Os pais enchiam seus olhos de lágrimas ao verem seus filhos correrem freneticamente na relva molhada pelo orvalho da madrugada. Uma segurança tomou conta do coração dos ambientalistas e naturalistas, sentiam não mais ser efêmera a vida na terra. Agradeciam e louvavam a Deus pela oportunidade de pagar pelo prazer de estar entre animais silvestres, flores exóticas, árvores frutíferas, e toda sorte de vida que passou a reflorecer no mundo.

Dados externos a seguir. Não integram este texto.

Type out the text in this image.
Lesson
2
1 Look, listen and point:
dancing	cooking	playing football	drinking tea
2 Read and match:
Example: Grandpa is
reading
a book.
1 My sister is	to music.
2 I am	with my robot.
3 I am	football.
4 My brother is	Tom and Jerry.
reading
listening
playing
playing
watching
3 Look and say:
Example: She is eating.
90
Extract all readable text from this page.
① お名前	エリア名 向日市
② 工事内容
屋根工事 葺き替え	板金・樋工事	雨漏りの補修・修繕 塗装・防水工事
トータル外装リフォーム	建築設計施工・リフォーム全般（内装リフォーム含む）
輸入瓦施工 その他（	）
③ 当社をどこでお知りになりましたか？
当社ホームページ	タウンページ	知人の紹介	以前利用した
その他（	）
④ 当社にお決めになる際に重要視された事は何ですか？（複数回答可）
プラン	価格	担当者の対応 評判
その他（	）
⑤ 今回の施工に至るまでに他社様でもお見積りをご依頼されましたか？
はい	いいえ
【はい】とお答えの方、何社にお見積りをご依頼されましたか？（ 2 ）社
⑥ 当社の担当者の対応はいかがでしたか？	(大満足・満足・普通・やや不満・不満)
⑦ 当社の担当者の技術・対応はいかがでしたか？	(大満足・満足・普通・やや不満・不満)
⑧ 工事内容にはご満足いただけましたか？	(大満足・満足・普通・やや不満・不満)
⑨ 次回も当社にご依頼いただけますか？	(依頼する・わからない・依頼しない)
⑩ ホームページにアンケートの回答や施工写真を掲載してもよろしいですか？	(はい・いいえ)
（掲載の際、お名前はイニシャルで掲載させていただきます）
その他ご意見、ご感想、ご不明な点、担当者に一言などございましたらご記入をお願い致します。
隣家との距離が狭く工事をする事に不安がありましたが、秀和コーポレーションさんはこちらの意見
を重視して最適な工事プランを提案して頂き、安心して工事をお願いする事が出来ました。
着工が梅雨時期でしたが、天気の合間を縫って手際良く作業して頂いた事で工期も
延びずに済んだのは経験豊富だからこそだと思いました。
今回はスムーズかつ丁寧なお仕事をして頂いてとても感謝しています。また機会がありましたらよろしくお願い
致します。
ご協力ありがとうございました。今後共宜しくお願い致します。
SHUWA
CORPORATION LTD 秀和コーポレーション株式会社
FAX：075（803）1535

Foi aí que, em cima de uma rocha, refletindo acerca de como fôramos ingratos e mal-agradecidos pelo majestoso presente que nos rodeava durante toda a nossa história, escorreguei-me de uma rocha lisa por causa da vastidão de musgos que nela havia e bati com a cabeça no na terra fofa...

Não tão fofo assim era o piso do chão do meu quarto – havia caído da cama –, quando de repente vi-me de volta à vida normal, cheia de incongruências e indiferenças muitas, desprezo pela vida e maldade no coração.

Um sonho e tanto, eu diria. Valeu a pena. Serviu-me de guia para uma vida mais vívida, para um provar mais ávido dos sabores da vida, para a consciência de uma responsabilidade madura e adulta em relação todos os bens naturais que Deus me presenteou.